Abstract

The Bermejo retroarc foreland basin system formed in flexural response to Cenozoic crustal thickening in the Andean orogenic system, specifically, the eastward propagation of the Precordillera fold-thrust belt and the basement-involved uplift of the Sierras Pampeanas. Previous work in the region has mainly focused on the mechanisms and expression of flat slab subduction and the structural geometry of the basement-involved Sierras Pampeanas and east-directed Precordillera fold-thrust belt at depth, advancing our understanding of the Bermejo basin history north of 31°S. However, the along strike evolution of the basin system to the south remains unresolved and contrasting tectonic models have proposed the Bermejo basin evolved synchronously versus asynchronously through time.

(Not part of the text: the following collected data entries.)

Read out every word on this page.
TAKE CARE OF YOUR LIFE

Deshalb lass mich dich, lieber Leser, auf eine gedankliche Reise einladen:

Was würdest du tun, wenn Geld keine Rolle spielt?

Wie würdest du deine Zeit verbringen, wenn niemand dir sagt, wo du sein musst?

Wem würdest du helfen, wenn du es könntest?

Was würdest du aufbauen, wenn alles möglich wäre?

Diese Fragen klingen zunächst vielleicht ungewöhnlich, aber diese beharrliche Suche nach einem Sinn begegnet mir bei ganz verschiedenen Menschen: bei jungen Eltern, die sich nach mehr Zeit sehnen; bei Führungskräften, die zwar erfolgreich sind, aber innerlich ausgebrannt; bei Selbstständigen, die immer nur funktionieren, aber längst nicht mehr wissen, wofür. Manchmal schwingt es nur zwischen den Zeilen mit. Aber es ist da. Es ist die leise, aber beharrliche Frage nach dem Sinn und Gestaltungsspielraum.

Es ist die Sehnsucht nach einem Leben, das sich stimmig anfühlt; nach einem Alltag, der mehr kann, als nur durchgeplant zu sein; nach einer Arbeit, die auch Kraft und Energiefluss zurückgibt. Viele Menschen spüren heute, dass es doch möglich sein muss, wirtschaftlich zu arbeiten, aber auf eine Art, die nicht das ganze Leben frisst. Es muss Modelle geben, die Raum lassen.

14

Our study seeks to constrain the along-strike Neogene tectonics of the Bermejo basin via well-exposed Miocene fluvial stratigraphic intervals along the Eastern Precordillera, integrated with detrital zircon U–Pb geochronology provenance and detrital apatite (U–Th)/He thermochronology datasets. New data from two Neogene stratigraphic sections in the southern Bermejo basin constrain deposition between 13 and 6 Ma. Dominant fluvial-lacustrine mudstones, siltstones, and sandstones transition into fluvial-megafan deposits capped by alluvial fan conglomerate facies, tracking the eastward migration of Precordillera deformation. The cessation of sedimentation, and thermal history models of apatite (U–Th-Sm)/He thermochronology ages, indicates basin incorporation into the orogenic wedge by 6 Ma. When we compare our southern datasets with previous constraints from the northern Bermejo basin, we observe, from north to south: (1) a time-transgressive trend in basin initiation, (2) a ∼3 km decrease in stratigraphic thicknesses, and (3) older exhumation along the thrust front. These trends highlight the asynchronous nature of the Bermejo foreland basin system and along-strike variability of Precordillera thrust-front evolution.